RSocrata icon indicating copy to clipboard operation
RSocrata copied to clipboard

Fail gracefully when Socrata is down

Open geneorama opened this issue 2 years ago • 5 comments

We received notice from CRAN that RSocrata is failing with some regularity, which causes headaches for the CRAN administrators. We believe this happens because Socrata is occasionally briefly down for maintenance.

In order to "fail gracefully" @nicklucius and I discussed checking the site to see if it's up before running the tests.

For now I plan to use something like attr(curlGetHeaders("https://data.cityofchicago.org/"), "status") to check for 200 at the start of the tests, and abort testing if that fails. Error handling will be necessary because it returns an error if the site is down.

Example error for non existent website:

# > attr(curlGetHeaders("https://badurlx1x2x3x4.cityofchicago.org/"), "status")
# Error in curlGetHeaders("https://badurlx1x2x3x4.cityofchicago.org/") : 
#   libcurl error code 6:
#   Could not resolve host: badurlx1x2x3x4.cityofchicago.org

Example error for timeout example:

# > attr(curlGetHeaders("https://dev.socrata.com/docs/endpoints.html"), "status")
# Error in curlGetHeaders("https://dev.socrata.com/docs/endpoints.html") : 
#   libcurl error code 28:
# 	Failed to connect to dev.socrata.com port 443 after 21045 ms: Timed out

I would also like to take this opportunity to at least try splitting the tests (#103), and this should also take care of #131 which is fail gracefully on write.

I think it would be a mistake to resolve this issue by introducing new error handling into read.socrata and write.socrata. The existing errors are descriptive. For example if you plug in a bad URL you get a 404. Also modifying the tests is the least invasive way to make changes. Adding unexpected error handling would be a significant change and could have unintended consequences. For example, I would to have a process running that updates a dataset nightly and for that process to fail without the expected error.

geneorama avatar Aug 09 '23 21:08 geneorama

Correction, this wouldn't take care of #131.

This would resolve the CRAN tests related to #131, but it wouldn't resolve the failure when writing to Socrata.

geneorama avatar Aug 09 '23 21:08 geneorama

CRAN was removed because it has been failing tests randomly and creating overhead for the CRAN team. The CRAN maintainers are no longer allowing any tolerance for occasional transgressions, and RSocrata will be removed after a single false positive failed test.

The problem is that over the years we’ve written between 50 and 100 tests to address specific issues with specific datasets. The tests work when everything is working normally, but there are ways that the tests can fail under abnormal circumstances. For example, there could be a brief but unplanned outage, planned API maintenance, a dataset might get removed, or there could be changes in datasets that invalidate our tests.
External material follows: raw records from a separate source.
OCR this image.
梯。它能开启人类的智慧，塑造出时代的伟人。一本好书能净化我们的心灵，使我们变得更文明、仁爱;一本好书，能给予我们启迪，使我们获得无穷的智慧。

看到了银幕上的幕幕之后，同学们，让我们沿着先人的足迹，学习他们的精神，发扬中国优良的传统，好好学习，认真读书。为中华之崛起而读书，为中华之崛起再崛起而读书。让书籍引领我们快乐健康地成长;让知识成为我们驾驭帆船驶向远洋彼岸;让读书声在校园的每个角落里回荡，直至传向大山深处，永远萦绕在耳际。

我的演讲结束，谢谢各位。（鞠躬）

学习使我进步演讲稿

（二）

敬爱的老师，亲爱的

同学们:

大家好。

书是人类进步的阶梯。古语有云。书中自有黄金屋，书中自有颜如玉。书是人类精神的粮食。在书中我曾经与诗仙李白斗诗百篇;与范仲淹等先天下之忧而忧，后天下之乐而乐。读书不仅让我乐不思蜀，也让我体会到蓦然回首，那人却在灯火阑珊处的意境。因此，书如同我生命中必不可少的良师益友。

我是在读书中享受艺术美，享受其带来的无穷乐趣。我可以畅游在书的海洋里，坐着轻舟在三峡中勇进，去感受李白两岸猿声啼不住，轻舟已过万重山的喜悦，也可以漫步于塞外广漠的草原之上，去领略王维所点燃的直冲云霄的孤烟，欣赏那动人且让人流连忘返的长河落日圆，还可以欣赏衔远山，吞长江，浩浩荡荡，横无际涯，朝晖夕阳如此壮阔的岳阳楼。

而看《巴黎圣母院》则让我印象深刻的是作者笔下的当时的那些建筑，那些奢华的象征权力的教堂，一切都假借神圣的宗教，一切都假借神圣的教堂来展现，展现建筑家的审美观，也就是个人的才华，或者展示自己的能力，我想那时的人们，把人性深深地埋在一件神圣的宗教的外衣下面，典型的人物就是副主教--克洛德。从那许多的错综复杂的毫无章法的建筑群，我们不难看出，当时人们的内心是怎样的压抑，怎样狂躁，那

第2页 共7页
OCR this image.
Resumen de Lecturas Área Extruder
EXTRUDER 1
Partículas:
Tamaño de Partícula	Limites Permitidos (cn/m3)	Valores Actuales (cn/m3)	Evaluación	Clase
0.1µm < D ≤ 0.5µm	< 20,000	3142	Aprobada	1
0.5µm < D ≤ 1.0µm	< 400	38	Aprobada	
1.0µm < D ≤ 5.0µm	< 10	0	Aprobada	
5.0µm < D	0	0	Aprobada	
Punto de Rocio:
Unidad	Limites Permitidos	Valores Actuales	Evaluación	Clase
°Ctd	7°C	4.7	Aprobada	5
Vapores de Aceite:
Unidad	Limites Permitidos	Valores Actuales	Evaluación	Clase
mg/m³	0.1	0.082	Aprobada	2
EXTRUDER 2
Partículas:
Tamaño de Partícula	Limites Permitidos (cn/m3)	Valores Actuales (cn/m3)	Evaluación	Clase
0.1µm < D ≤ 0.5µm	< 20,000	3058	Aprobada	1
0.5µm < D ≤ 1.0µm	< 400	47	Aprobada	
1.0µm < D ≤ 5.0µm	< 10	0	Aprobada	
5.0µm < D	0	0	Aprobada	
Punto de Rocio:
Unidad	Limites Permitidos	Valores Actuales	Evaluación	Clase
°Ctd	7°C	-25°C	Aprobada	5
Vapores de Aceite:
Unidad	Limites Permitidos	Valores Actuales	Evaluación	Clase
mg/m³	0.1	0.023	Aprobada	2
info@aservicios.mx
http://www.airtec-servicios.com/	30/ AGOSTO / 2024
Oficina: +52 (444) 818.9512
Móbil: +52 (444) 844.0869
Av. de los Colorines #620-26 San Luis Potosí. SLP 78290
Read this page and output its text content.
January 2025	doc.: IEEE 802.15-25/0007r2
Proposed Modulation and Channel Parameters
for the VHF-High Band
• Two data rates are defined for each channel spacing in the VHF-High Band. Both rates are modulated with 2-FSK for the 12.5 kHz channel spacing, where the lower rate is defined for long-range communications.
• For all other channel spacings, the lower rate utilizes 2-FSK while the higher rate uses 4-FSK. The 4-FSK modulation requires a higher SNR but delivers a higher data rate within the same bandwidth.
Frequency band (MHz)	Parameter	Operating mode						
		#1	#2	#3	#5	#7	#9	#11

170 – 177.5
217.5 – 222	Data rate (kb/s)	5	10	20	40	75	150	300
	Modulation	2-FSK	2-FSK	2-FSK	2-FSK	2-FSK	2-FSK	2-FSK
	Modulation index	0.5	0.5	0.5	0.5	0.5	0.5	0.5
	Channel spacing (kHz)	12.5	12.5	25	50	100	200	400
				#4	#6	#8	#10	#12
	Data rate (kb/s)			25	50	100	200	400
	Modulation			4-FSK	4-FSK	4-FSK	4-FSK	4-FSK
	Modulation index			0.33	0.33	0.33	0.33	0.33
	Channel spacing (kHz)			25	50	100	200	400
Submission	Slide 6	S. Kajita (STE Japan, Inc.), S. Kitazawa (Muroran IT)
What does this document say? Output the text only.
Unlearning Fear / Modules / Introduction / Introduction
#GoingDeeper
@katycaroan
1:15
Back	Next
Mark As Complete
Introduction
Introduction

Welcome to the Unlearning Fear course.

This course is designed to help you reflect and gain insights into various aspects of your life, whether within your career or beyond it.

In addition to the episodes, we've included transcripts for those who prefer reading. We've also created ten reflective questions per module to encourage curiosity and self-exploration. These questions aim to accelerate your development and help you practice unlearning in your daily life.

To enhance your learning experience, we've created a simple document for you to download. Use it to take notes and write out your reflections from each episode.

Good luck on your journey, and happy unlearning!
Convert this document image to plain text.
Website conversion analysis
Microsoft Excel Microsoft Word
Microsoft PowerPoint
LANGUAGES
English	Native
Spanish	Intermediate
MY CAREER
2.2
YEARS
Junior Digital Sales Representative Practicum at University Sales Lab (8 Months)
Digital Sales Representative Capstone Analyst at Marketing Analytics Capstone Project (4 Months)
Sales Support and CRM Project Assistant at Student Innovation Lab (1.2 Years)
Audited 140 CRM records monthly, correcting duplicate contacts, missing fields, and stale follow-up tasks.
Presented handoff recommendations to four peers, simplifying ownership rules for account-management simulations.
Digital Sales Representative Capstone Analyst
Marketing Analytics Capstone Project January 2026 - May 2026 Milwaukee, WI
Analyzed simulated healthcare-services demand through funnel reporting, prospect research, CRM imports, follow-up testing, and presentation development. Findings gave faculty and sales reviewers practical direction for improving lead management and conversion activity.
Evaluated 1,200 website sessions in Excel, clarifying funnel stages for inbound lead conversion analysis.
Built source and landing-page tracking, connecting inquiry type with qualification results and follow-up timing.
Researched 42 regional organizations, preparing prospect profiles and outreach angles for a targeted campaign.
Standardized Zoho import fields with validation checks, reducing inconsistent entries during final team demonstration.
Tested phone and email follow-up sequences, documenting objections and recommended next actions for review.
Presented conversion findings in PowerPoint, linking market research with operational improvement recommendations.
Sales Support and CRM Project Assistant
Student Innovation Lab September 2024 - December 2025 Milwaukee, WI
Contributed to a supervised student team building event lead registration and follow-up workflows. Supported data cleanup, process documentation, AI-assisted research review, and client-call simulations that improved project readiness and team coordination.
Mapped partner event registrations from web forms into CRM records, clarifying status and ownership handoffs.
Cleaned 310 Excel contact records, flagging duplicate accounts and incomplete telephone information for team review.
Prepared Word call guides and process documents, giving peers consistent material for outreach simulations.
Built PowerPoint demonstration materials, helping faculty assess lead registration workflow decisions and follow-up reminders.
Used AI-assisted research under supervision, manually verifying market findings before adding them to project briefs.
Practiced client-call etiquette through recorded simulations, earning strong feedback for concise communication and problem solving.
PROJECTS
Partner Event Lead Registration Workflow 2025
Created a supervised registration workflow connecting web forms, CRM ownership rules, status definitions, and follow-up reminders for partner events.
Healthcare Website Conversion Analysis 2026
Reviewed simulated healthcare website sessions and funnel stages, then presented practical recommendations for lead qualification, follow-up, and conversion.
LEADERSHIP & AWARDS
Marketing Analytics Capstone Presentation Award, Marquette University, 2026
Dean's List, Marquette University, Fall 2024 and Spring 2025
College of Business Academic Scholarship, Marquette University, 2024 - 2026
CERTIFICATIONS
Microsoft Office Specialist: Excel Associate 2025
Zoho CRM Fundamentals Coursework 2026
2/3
Those external factors are unexpected, unusual, and generally impossible to predict. Also, it's hard to make exceptions for the tests. If we said "when this test fails, ignore it", then what's the purpose of the test? Also, I'm not sure if we can reliably catch outages and timeouts because this isn't a reproducible condition.

Some ideas:

  • Remove all external dependencies from the automated tests. One could argue that that point of CRAN tests is to test package dependencies, and we could still have tests that are required locally to protect against regressions.
  • We could only run tests against the Socrata demo site and work with the vendor to get more examples online.
  • We could test for general API availability and hope for the best (this was my initial approach on this branch).

That's not a comprehensive list of possible approaches, and each have their own considerations.

In my opinion we need a test API where we can reproduce the specific conditions that we are testing if we're ever going to have more reliable interactions with the API.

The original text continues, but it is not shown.